Figure 3 shows Blank (B), Threshold value (T), and Cut-off factor (Fm) for dapsone, a banned substance, in mixed muscle samples. Using the spikes at 0.1 µg/kg, B<T<Fm, so the STC can be established at 0.1 µg/kg, well below the RC of 5 µg/kg for muscle. 

Figure 4 shows Blank (B), Threshold value (T), and Cut-off factor (Fm) for albendazole sulfoxide in mixed muscle samples. Using the spikes at 0.1 µg/kg, B<T<Fm, so the STC can also be established at 0.1 µg/kg, well below the MRL of 100 µg/kg for bovine muscle (sum of albendazole SOX, albendazole SON, and albendazole 2-aminosulphone). 

In a third example, Figure 5 shows Blank (B), Threshold value (T), and Cut-off factor (Fm) for ciprofloxacin in mixed muscle samples. Using the spikes at 0.1 µg/kg, T>Fm, so the STC cannot be established at 0.1 µg/kg. In contrast Figure 6 shows the data using the spikes at 1.0 µg/kg where B<T<Fm, so CCβ was established ≤1.0 µg/kg, well below the MRL of 100 µg/kg for bovine muscle (sum of enrofloxacin and ciprofloxacin). 

Overall, it was possible to demonstrate validation data in animal muscle tissue for screening for 152 of 158 the analytes tested, with CCβ established at either 0.1 or 1.0 µg/kg for almost 70% of the compounds (Figure 7). The Annex shows a summary of the CCβ values obtained for each analyte along with relevant MRLs. MRLs vary by matrix and species so the lowest available animal tissue MRL was selected for the comparison. For compounds with an established MRL, the CCβ values should be less than or equal to the MRL. In the case of analytes for which no regulatory limit has been established, CCβ must be as low as possible or lower than any MRPL or RC value. 

LC-MS/MS has become a powerful technique for screening animal tissues and associated foodstuffs for veterinary drug residues.
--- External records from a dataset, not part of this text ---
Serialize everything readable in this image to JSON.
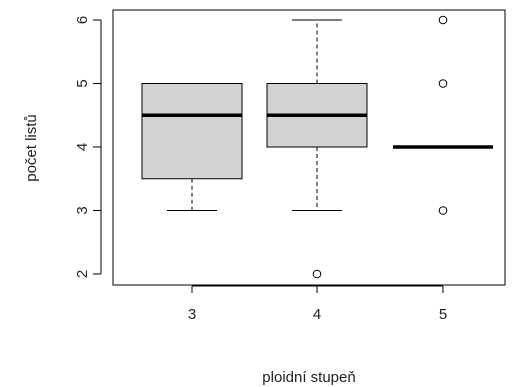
{
  "chart_data": {
    "type": "box",
    "xlabel": "ploidní stupeň",
    "ylabel": "počet listů",
    "ylim": [
      1.82,
      6.18
    ],
    "y_ticks": [
      2,
      3,
      4,
      5,
      6
    ],
    "categories": [
      "3",
      "4",
      "5"
    ],
    "boxes": [
      {
        "category": "3",
        "whisker_low": 3,
        "q1": 3.5,
        "median": 4.5,
        "q3": 5,
        "whisker_high": 5,
        "outliers": []
      },
      {
        "category": "4",
        "whisker_low": 3,
        "q1": 4,
        "median": 4.5,
        "q3": 5,
        "whisker_high": 6,
        "outliers": [
          2
        ]
      },
      {
        "category": "5",
        "whisker_low": 4,
        "q1": 4,
        "median": 4,
        "q3": 4,
        "whisker_high": 4,
        "outliers": [
          3,
          5,
          6
        ]
      }
    ],
    "box_fill": "#d3d3d3",
    "line_color": "#000000",
    "grid": false
  }
}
Here we have presented a multi-residue method that can be used for analysis of animal tissues and related foodstuffs. The method provides rapid extraction and clean-up combined with the sensitivity and selectivity of UPLC and MS/MS. It was successfully validated for screening samples of animal muscle tissue for residues of a wide range of veterinary drug residues at concentrations typically well below MRLs. In most cases, values for CCβ were established at 0.1 or 1.0 µg/kg. As validation criteria have been met the method is considered sensitive, robust, specific, and fit for the purpose of screening for veterinary drug residues. 

Scientists must validate the method in their own laboratories and demonstrate that the performance is fit-for-purpose and meets the needs of the relevant analytical control assurance system.

1. 2002/657/EC: Commission Decision of 12 August 2002 Implementing Council Directive 96/23/EC Concerning the Performance of Analytical Methods and the Interpretation of Results. Off. J. Eur. Commun. 2002;221:8.
2. CRL Guidance Paper of 7th December 2007. CRLs View on State of the Art Analytical Methods for National Residue Control Plans. 1–8.
3. EFSA. Report for 2018 on the Results from the Monitoring of Veterinary Medicinal Product Residues and Other Substances in Live Animals and Animal Products. EFSA Supporting Publication 2020:EN-1775. 74 pp.
4. Guidelines for the Validation of Screening Methods for Residues of Veterinary Medicines (Initial Validation and Transfer) Community Reference Laboratories Residues (CRLs) 20/1/2010.
5. Young M, Van Tran K, Goh E, Shia J. UPLC-MS/MS Determination of Aminoglycoside Antibiotics in Meat and Milk. Waters Application Note 720004512en. 2012.